In November 1961, Jacqueline Kennedy and Henry F. du Pont established a Special Committee for White House Paintings, part of the Fine Arts Committee for the White House, and appointed Fosburgh head of the new group. Until that point, the expertise and interests of Fine Arts Committee members had been largely focused on antique furnishings, not pictures. Fosburgh's Committee was charged with expanding the White House collection of paintings, including portraits, landscapes, and still lifes, and replacing "certain non-historic paintings of past Presidents with those which were actually painted from life." Within two years, the Special Committee had acquired over 150 new works for the collection.

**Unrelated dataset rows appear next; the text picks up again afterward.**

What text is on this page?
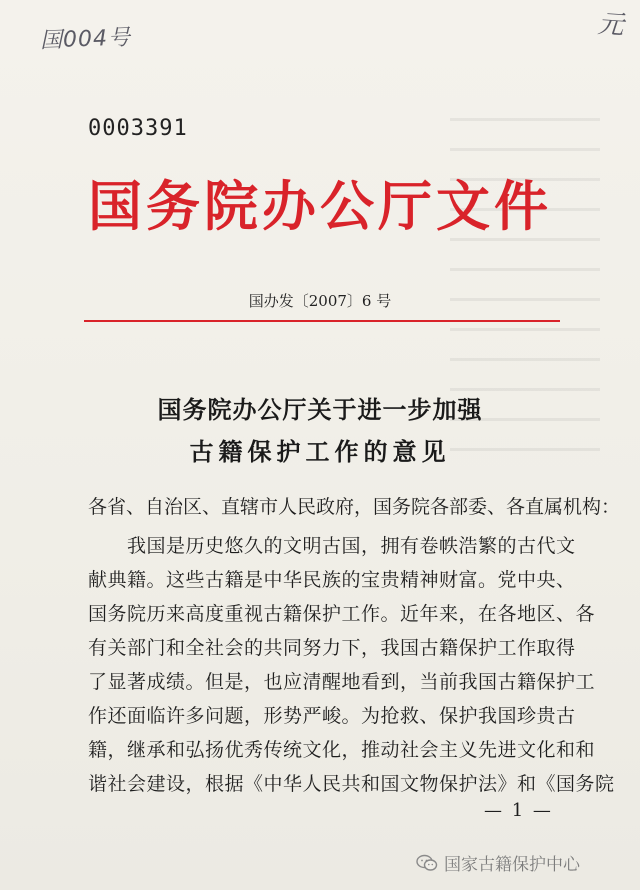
国004号	元
0003391
国务院办公厅文件
国办发〔2007〕6 号
国务院办公厅关于进一步加强
古籍保护工作的意见
各省、自治区、直辖市人民政府，国务院各部委、各直属机构：
　　我国是历史悠久的文明古国，拥有卷帙浩繁的古代文
献典籍。这些古籍是中华民族的宝贵精神财富。党中央、
国务院历来高度重视古籍保护工作。近年来，在各地区、各
有关部门和全社会的共同努力下，我国古籍保护工作取得
了显著成绩。但是，也应清醒地看到，当前我国古籍保护工
作还面临许多问题，形势严峻。为抢救、保护我国珍贵古
籍，继承和弘扬优秀传统文化，推动社会主义先进文化和和
谐社会建设，根据《中华人民共和国文物保护法》和《国务院
— 1 —
国家古籍保护中心
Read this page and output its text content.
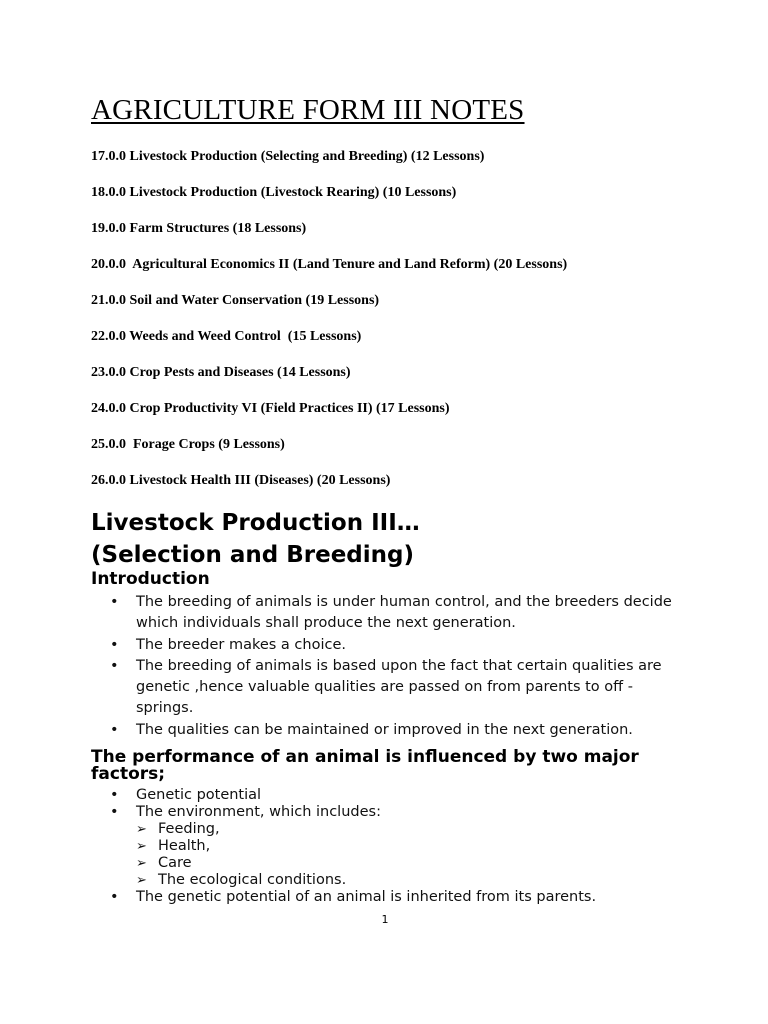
AGRICULTURE FORM III NOTES
17.0.0 Livestock Production (Selecting and Breeding) (12 Lessons)
18.0.0 Livestock Production (Livestock Rearing) (10 Lessons)
19.0.0 Farm Structures (18 Lessons)
20.0.0  Agricultural Economics II (Land Tenure and Land Reform) (20 Lessons)
21.0.0 Soil and Water Conservation (19 Lessons)
22.0.0 Weeds and Weed Control  (15 Lessons)
23.0.0 Crop Pests and Diseases (14 Lessons)
24.0.0 Crop Productivity VI (Field Practices II) (17 Lessons)
25.0.0  Forage Crops (9 Lessons)
26.0.0 Livestock Health III (Diseases) (20 Lessons)
Livestock Production III…
(Selection and Breeding)
Introduction
• The breeding of animals is under human control, and the breeders decide which individuals shall produce the next generation.
• The breeder makes a choice.
• The breeding of animals is based upon the fact that certain qualities are genetic ,hence valuable qualities are passed on from parents to off -springs.
• The qualities can be maintained or improved in the next generation.
The performance of an animal is influenced by two major factors;
• Genetic potential
• The environment, which includes:
➢ Feeding,
➢ Health,
➢ Care
➢ The ecological conditions.
• The genetic potential of an animal is inherited from its parents.
1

Kennedy retained for her own collection, Fosburgh's posthumous portrait of John F. Kennedy, which was featured on the November 5, 1965 cover of LIFE Magazine. Other works by Fosburgh are in the collections of the Metropolitan Museum of Art, the Pennsylvania Academy of the Fine Arts, and The Frick Collection.

==Personal life==
In 1953, Fosburgh married Mary ("Minnie") Cushing (1906–1978), one of the Cushing sisters, who had recently divorced Vincent Astor after thirteen years of marriage. Together, Fosburgh and Mary Cushing developed a significant collection of art, primarily comprising American and European paintings from the 18th and 19th centuries.